Thursday, February 19: After leaving the Bagan Viewing Tower, my driver takes me to the Nyaung U area to visit the enormous gold-plated zedi, or stupa, known as Shwezigon Paya. It was built by King Anawrahta, who founded the Bagan Kingdom in 1044. The King built it to enshrine several Buddha relics, including a “copy of the sacred tooth relic of Kandy in Sri Lanka. According to legend, the spot where the pagoda was to be built was chosen by a white elephant carrying the relic on his back. Construction started around 1059, the pagoda was completed at the end of the 11th century during the reign of King Kyanzittha” (Renown Travel: Shwezigon Pagoda).
Before Buddhism was introduced to Bagan, Burmese people were generally either Nat worshippers or alchemists, according to The Temple Trail: Shwezigon. According to Wikipedia: nat (spirit): nats are spirits worshiped in pre-Buddhist Myanmar. They are divided between the 37 Great Nats and all the rest (i.e., spirits of trees, water, etc.). Almost all of the 37 Great Nats were human beings who met violent deaths.
King Anawrahta allowed the images of the 37 most highly venerated Nats to be put on the lower terraces of the Shwezigon Pagoda. The Nat images have since been moved and can now be found inside a small hall next to the platform. Nat worship is still very much alive in current day Myanmar (Renown Travel: Shwezigon Pagoda). Below are some of the nats in the hut at Shwezigon Paya.
I walk all around the beautiful Pagoda, glowing in the late afternoon sun.
I also get glimpses of some monks strolling around the pagoda.
The driver takes me back to the Central Plain to see sunset at Pyathada Paya, a 13th-century temple that has Bagan’s largest open terrace, perfect for sunset-viewing. I can see the temples dotting the plain before me.
I chat briefly with a man from north of San Francisco who traveled two weeks in Thailand and two weeks in Cambodia before coming to Myanmar. Like me, he’s loving Myanmar so far.

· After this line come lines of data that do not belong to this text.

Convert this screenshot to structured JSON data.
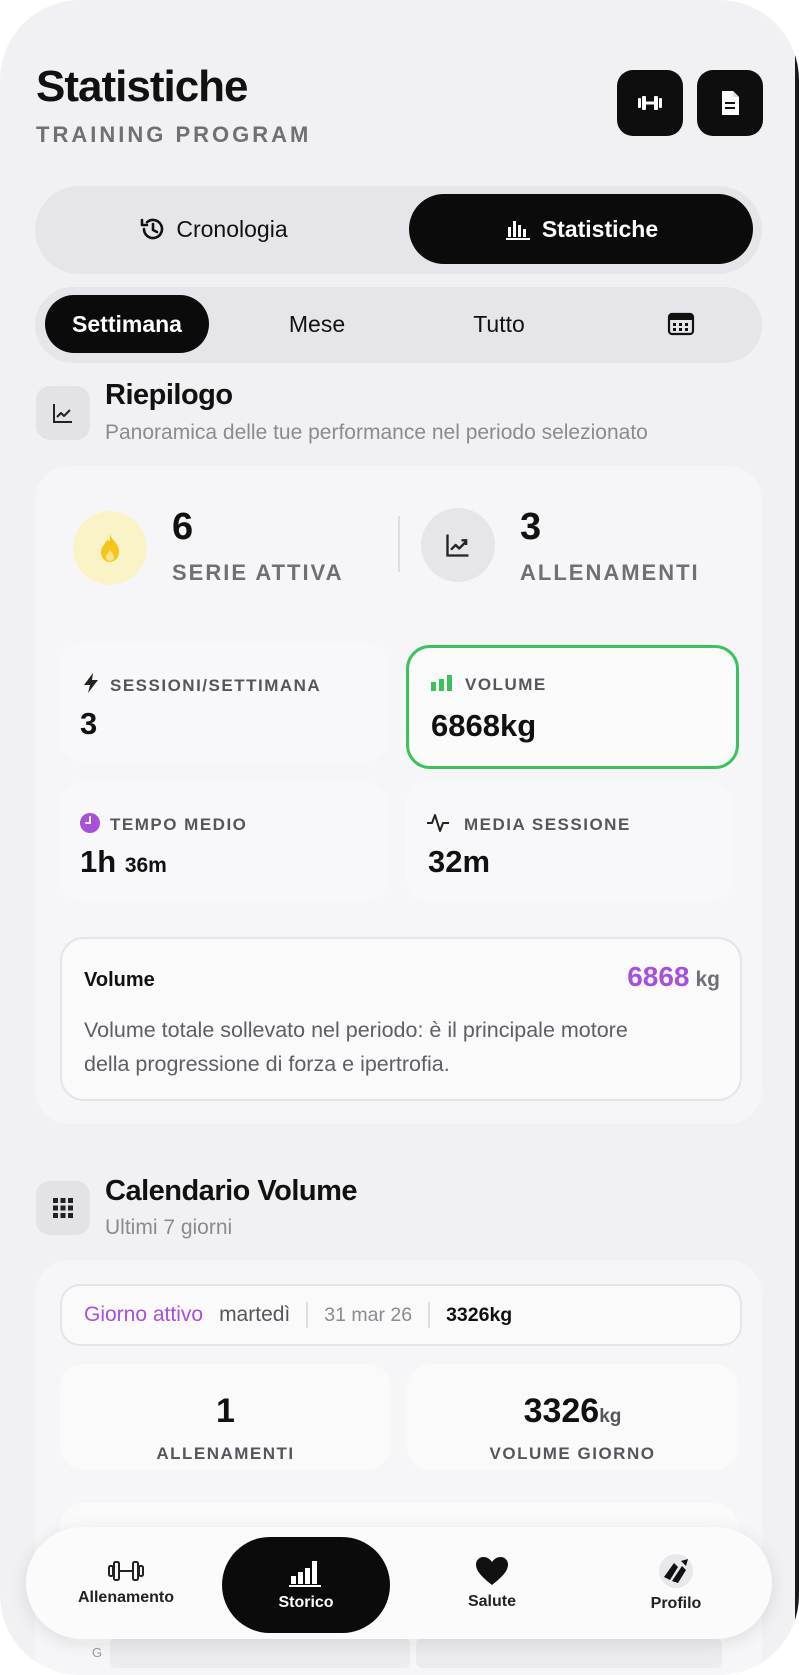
{
  "header": {
    "title": "Statistiche",
    "subtitle": "TRAINING PROGRAM",
    "icons": [
      "dumbbell-icon",
      "document-icon"
    ]
  },
  "view_tabs": [
    {
      "label": "Cronologia",
      "icon": "history-icon",
      "active": false
    },
    {
      "label": "Statistiche",
      "icon": "bar-chart-icon",
      "active": true
    }
  ],
  "period_tabs": [
    {
      "label": "Settimana",
      "active": true
    },
    {
      "label": "Mese",
      "active": false
    },
    {
      "label": "Tutto",
      "active": false
    },
    {
      "label": "",
      "icon": "calendar-icon",
      "active": false
    }
  ],
  "summary": {
    "title": "Riepilogo",
    "subtitle": "Panoramica delle tue performance nel periodo selezionato",
    "streak": {
      "value": "6",
      "label": "SERIE ATTIVA"
    },
    "workouts": {
      "value": "3",
      "label": "ALLENAMENTI"
    },
    "tiles": {
      "sessions": {
        "label": "SESSIONI/SETTIMANA",
        "value": "3"
      },
      "volume": {
        "label": "VOLUME",
        "value": "6868kg",
        "selected": true
      },
      "avg_time": {
        "label": "TEMPO MEDIO",
        "value_main": "1h",
        "value_small": "36m"
      },
      "avg_session": {
        "label": "MEDIA SESSIONE",
        "value": "32m"
      }
    },
    "detail": {
      "title": "Volume",
      "value": "6868",
      "unit": "kg",
      "description": "Volume totale sollevato nel periodo: è il principale motore della progressione di forza e ipertrofia."
    }
  },
  "calendar": {
    "title": "Calendario Volume",
    "subtitle": "Ultimi 7 giorni",
    "active_day": {
      "label": "Giorno attivo",
      "weekday": "martedì",
      "date": "31 mar 26",
      "volume": "3326kg"
    },
    "workouts": {
      "value": "1",
      "label": "ALLENAMENTI"
    },
    "day_volume": {
      "value": "3326",
      "unit": "kg",
      "label": "VOLUME GIORNO"
    },
    "row_letter": "G"
  },
  "colors": {
    "accent_purple": "#a94fd8",
    "accent_green": "#3cc25a",
    "dark": "#0b0b0b"
  },
  "tabbar": [
    {
      "label": "Allenamento",
      "icon": "dumbbell-icon",
      "active": false
    },
    {
      "label": "Storico",
      "icon": "bar-chart-icon",
      "active": true
    },
    {
      "label": "Salute",
      "icon": "heart-icon",
      "active": false
    },
    {
      "label": "Profilo",
      "icon": "profile-logo-icon",
      "active": false
    }
  ]
}
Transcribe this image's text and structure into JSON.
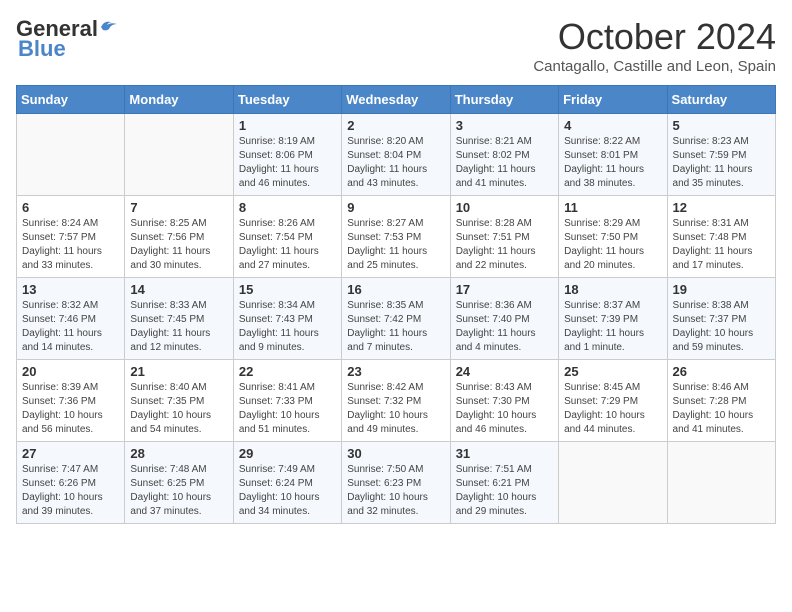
{
  "logo": {
    "general": "General",
    "blue": "Blue"
  },
  "title": "October 2024",
  "location": "Cantagallo, Castille and Leon, Spain",
  "days_of_week": [
    "Sunday",
    "Monday",
    "Tuesday",
    "Wednesday",
    "Thursday",
    "Friday",
    "Saturday"
  ],
  "weeks": [
    [
      {
        "day": "",
        "sunrise": "",
        "sunset": "",
        "daylight": ""
      },
      {
        "day": "",
        "sunrise": "",
        "sunset": "",
        "daylight": ""
      },
      {
        "day": "1",
        "sunrise": "Sunrise: 8:19 AM",
        "sunset": "Sunset: 8:06 PM",
        "daylight": "Daylight: 11 hours and 46 minutes."
      },
      {
        "day": "2",
        "sunrise": "Sunrise: 8:20 AM",
        "sunset": "Sunset: 8:04 PM",
        "daylight": "Daylight: 11 hours and 43 minutes."
      },
      {
        "day": "3",
        "sunrise": "Sunrise: 8:21 AM",
        "sunset": "Sunset: 8:02 PM",
        "daylight": "Daylight: 11 hours and 41 minutes."
      },
      {
        "day": "4",
        "sunrise": "Sunrise: 8:22 AM",
        "sunset": "Sunset: 8:01 PM",
        "daylight": "Daylight: 11 hours and 38 minutes."
      },
      {
        "day": "5",
        "sunrise": "Sunrise: 8:23 AM",
        "sunset": "Sunset: 7:59 PM",
        "daylight": "Daylight: 11 hours and 35 minutes."
      }
    ],
    [
      {
        "day": "6",
        "sunrise": "Sunrise: 8:24 AM",
        "sunset": "Sunset: 7:57 PM",
        "daylight": "Daylight: 11 hours and 33 minutes."
      },
      {
        "day": "7",
        "sunrise": "Sunrise: 8:25 AM",
        "sunset": "Sunset: 7:56 PM",
        "daylight": "Daylight: 11 hours and 30 minutes."
      },
      {
        "day": "8",
        "sunrise": "Sunrise: 8:26 AM",
        "sunset": "Sunset: 7:54 PM",
        "daylight": "Daylight: 11 hours and 27 minutes."
      },
      {
        "day": "9",
        "sunrise": "Sunrise: 8:27 AM",
        "sunset": "Sunset: 7:53 PM",
        "daylight": "Daylight: 11 hours and 25 minutes."
      },
      {
        "day": "10",
        "sunrise": "Sunrise: 8:28 AM",
        "sunset": "Sunset: 7:51 PM",
        "daylight": "Daylight: 11 hours and 22 minutes."
      },
      {
        "day": "11",
        "sunrise": "Sunrise: 8:29 AM",
        "sunset": "Sunset: 7:50 PM",
        "daylight": "Daylight: 11 hours and 20 minutes."
      },
      {
        "day": "12",
        "sunrise": "Sunrise: 8:31 AM",
        "sunset": "Sunset: 7:48 PM",
        "daylight": "Daylight: 11 hours and 17 minutes."
      }
    ],
    [
      {
        "day": "13",
        "sunrise": "Sunrise: 8:32 AM",
        "sunset": "Sunset: 7:46 PM",
        "daylight": "Daylight: 11 hours and 14 minutes."
      },
      {
        "day": "14",
        "sunrise": "Sunrise: 8:33 AM",
        "sunset": "Sunset: 7:45 PM",
        "daylight": "Daylight: 11 hours and 12 minutes."
      },
      {
        "day": "15",
        "sunrise": "Sunrise: 8:34 AM",
        "sunset": "Sunset: 7:43 PM",
        "daylight": "Daylight: 11 hours and 9 minutes."
      },
      {
        "day": "16",
        "sunrise": "Sunrise: 8:35 AM",
        "sunset": "Sunset: 7:42 PM",
        "daylight": "Daylight: 11 hours and 7 minutes."
      },
      {
        "day": "17",
        "sunrise": "Sunrise: 8:36 AM",
        "sunset": "Sunset: 7:40 PM",
        "daylight": "Daylight: 11 hours and 4 minutes."
      },
      {
        "day": "18",
        "sunrise": "Sunrise: 8:37 AM",
        "sunset": "Sunset: 7:39 PM",
        "daylight": "Daylight: 11 hours and 1 minute."
      },
      {
        "day": "19",
        "sunrise": "Sunrise: 8:38 AM",
        "sunset": "Sunset: 7:37 PM",
        "daylight": "Daylight: 10 hours and 59 minutes."
      }
    ],
    [
      {
        "day": "20",
        "sunrise": "Sunrise: 8:39 AM",
        "sunset": "Sunset: 7:36 PM",
        "daylight": "Daylight: 10 hours and 56 minutes."
      },
      {
        "day": "21",
        "sunrise": "Sunrise: 8:40 AM",
        "sunset": "Sunset: 7:35 PM",
        "daylight": "Daylight: 10 hours and 54 minutes."
      },
      {
        "day": "22",
        "sunrise": "Sunrise: 8:41 AM",
        "sunset": "Sunset: 7:33 PM",
        "daylight": "Daylight: 10 hours and 51 minutes."
      },
      {
        "day": "23",
        "sunrise": "Sunrise: 8:42 AM",
        "sunset": "Sunset: 7:32 PM",
        "daylight": "Daylight: 10 hours and 49 minutes."
      },
      {
        "day": "24",
        "sunrise": "Sunrise: 8:43 AM",
        "sunset": "Sunset: 7:30 PM",
        "daylight": "Daylight: 10 hours and 46 minutes."
      },
      {
        "day": "25",
        "sunrise": "Sunrise: 8:45 AM",
        "sunset": "Sunset: 7:29 PM",
        "daylight": "Daylight: 10 hours and 44 minutes."
      },
      {
        "day": "26",
        "sunrise": "Sunrise: 8:46 AM",
        "sunset": "Sunset: 7:28 PM",
        "daylight": "Daylight: 10 hours and 41 minutes."
      }
    ],
    [
      {
        "day": "27",
        "sunrise": "Sunrise: 7:47 AM",
        "sunset": "Sunset: 6:26 PM",
        "daylight": "Daylight: 10 hours and 39 minutes."
      },
      {
        "day": "28",
        "sunrise": "Sunrise: 7:48 AM",
        "sunset": "Sunset: 6:25 PM",
        "daylight": "Daylight: 10 hours and 37 minutes."
      },
      {
        "day": "29",
        "sunrise": "Sunrise: 7:49 AM",
        "sunset": "Sunset: 6:24 PM",
        "daylight": "Daylight: 10 hours and 34 minutes."
      },
      {
        "day": "30",
        "sunrise": "Sunrise: 7:50 AM",
        "sunset": "Sunset: 6:23 PM",
        "daylight": "Daylight: 10 hours and 32 minutes."
      },
      {
        "day": "31",
        "sunrise": "Sunrise: 7:51 AM",
        "sunset": "Sunset: 6:21 PM",
        "daylight": "Daylight: 10 hours and 29 minutes."
      },
      {
        "day": "",
        "sunrise": "",
        "sunset": "",
        "daylight": ""
      },
      {
        "day": "",
        "sunrise": "",
        "sunset": "",
        "daylight": ""
      }
    ]
  ]
}
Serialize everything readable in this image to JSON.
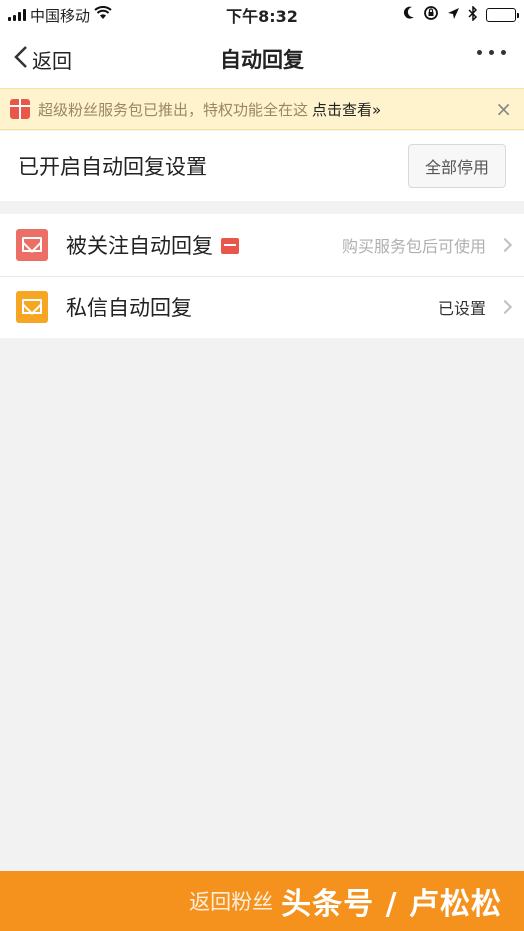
{
  "status_bar": {
    "carrier": "中国移动",
    "time": "下午8:32",
    "icons": [
      "signal-icon",
      "wifi-icon",
      "moon-icon",
      "rotation-lock-icon",
      "location-icon",
      "bluetooth-icon",
      "battery-icon"
    ],
    "battery_level": 0.4
  },
  "nav": {
    "back_label": "返回",
    "title": "自动回复",
    "more_icon": "more-dots-icon"
  },
  "banner": {
    "text": "超级粉丝服务包已推出，特权功能全在这",
    "link": "点击查看»",
    "close": "×",
    "icon": "gift-icon"
  },
  "settings": {
    "title": "已开启自动回复设置",
    "disable_all_label": "全部停用"
  },
  "list": [
    {
      "label": "被关注自动回复",
      "value": "购买服务包后可使用",
      "icon": "envelope-icon",
      "icon_color": "#ec6f66",
      "locked": true
    },
    {
      "label": "私信自动回复",
      "value": "已设置",
      "icon": "envelope-edit-icon",
      "icon_color": "#f6a623",
      "locked": false
    }
  ],
  "bottom_bar": {
    "text": "返回粉丝",
    "watermark": "头条号 / 卢松松",
    "color": "#f5921e"
  }
}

As I’m watching the sun go down, I see a caravan kicking up dust on the plain. As it gets closer, I can see the chaotic group consists of cattle, tour buses, cars, SUVs, motorbikes, horse-drawn carriages, walkers and bicyclists. Yet another thing I love about Myanmar: the blend of the modern with the traditional and surprises around every corner. 🙂
After sunset, the driver takes me back to my hotel. I’m exhausted from this day of visiting 20 places: one village, one viewing tower, and 18 temples! After settling in briefly at the hotel, I walk down the street to Mother’s House, where I enjoy a dinner of fried noodles with vegetables and a Myanmar beer.
Tomorrow, I plan to rent a motor scooter for the day to explore more of Bagan’s thousands of temples.